Identifying changepoints is an important problem in molecular genetics. Our motivating example is from cancer genetics where interest focuses on identifying areas of a chromosome with an increased likelihood of a tumor suppressor gene. Loss of heterozygosity (LOH) is a binary measure of allelic loss in which abrupt changes in LOH frequency along the chromosome may identify boundaries indicative of a region containing a tumor suppressor gene. Our interest was on testing for the presence of multiple changepoints in order to identify regions of increased LOH frequency. A complicating factor is the substantial heterogeneity in LOH frequency across patients, where some patients have a very high LOH frequency while others have a low frequency. We develop a procedure for identifying multiple changepoints in heterogeneous binary data. We propose both approximate and full maximum-likelihood approaches and compare these two approaches with a naive approach in which we ignore the heterogeneity in the binary data. The methodology is used to estimate the pattern in LOH frequency on chromosome 13 in esophageal cancer patients and to isolate an area of inflated LOH frequency on chromosome 13 which may contain a tumor suppressor gene. Using simulations, we show that our approach works well and that it is robust to departures from some key modeling assumptions.
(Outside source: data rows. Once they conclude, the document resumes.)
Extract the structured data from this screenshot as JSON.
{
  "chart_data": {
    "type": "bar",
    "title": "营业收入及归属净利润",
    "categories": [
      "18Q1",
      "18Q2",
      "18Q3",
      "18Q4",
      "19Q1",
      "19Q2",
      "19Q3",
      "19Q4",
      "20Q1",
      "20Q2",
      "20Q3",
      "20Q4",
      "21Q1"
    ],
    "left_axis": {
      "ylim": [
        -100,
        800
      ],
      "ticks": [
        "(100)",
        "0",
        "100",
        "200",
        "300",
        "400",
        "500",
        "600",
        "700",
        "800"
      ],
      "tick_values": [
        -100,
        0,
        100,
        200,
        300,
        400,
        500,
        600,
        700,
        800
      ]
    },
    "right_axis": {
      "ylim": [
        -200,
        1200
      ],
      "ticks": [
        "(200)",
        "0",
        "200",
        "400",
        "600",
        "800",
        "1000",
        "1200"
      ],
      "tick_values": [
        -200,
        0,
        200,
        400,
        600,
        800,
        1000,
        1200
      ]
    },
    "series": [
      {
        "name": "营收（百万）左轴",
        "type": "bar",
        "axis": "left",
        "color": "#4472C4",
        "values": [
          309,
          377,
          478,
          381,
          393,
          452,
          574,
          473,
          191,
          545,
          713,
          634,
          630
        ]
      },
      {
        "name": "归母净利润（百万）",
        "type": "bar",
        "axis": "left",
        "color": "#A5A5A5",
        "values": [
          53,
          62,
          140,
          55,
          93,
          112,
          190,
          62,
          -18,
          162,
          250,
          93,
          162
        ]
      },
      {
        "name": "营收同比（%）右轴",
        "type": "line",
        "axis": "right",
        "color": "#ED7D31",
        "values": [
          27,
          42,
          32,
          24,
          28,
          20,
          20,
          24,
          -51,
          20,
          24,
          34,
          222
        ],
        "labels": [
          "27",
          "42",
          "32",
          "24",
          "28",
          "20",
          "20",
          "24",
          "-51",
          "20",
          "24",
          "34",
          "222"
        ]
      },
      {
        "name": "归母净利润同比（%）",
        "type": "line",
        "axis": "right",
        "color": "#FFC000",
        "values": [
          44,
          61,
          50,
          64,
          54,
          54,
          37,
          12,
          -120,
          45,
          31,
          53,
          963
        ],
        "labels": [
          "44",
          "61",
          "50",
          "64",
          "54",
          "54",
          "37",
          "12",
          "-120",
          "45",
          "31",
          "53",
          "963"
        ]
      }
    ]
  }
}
识别变化点是分子遗传学中的一个重要问题。我们的动机示例来自癌症遗传学,其中关注点在于识别染色体上肿瘤抑制基因可能性增加的区域。杂合性缺失(LOH)是等位基因缺失的二元度量,其中沿染色体的LOH频率的突然变化可能识别出指示包含肿瘤抑制基因区域的边界。我们感兴趣的是测试多个变化点的存在,以便识别LOH频率增加的区域。一个复杂因素是患者之间LOH频率存在很大的异质性,一些患者的LOH频率非常高,而另一些患者的频率则很低。我们开发了一种在异质二元数据中识别多个变化点的方法。我们提出了近似和完全最大似然方法,并将这两种方法与一种简单方法进行比较,在简单方法中我们忽略二元数据中的异质性。该方法用于估计食管癌患者13号染色体上LOH频率的模式,并分离出13号染色体上LOH频率升高的区域,该区域可能包含一个肿瘤抑制基因。通过模拟,我们表明我们的方法效果良好,并且对偏离一些关键建模假设具有鲁棒性。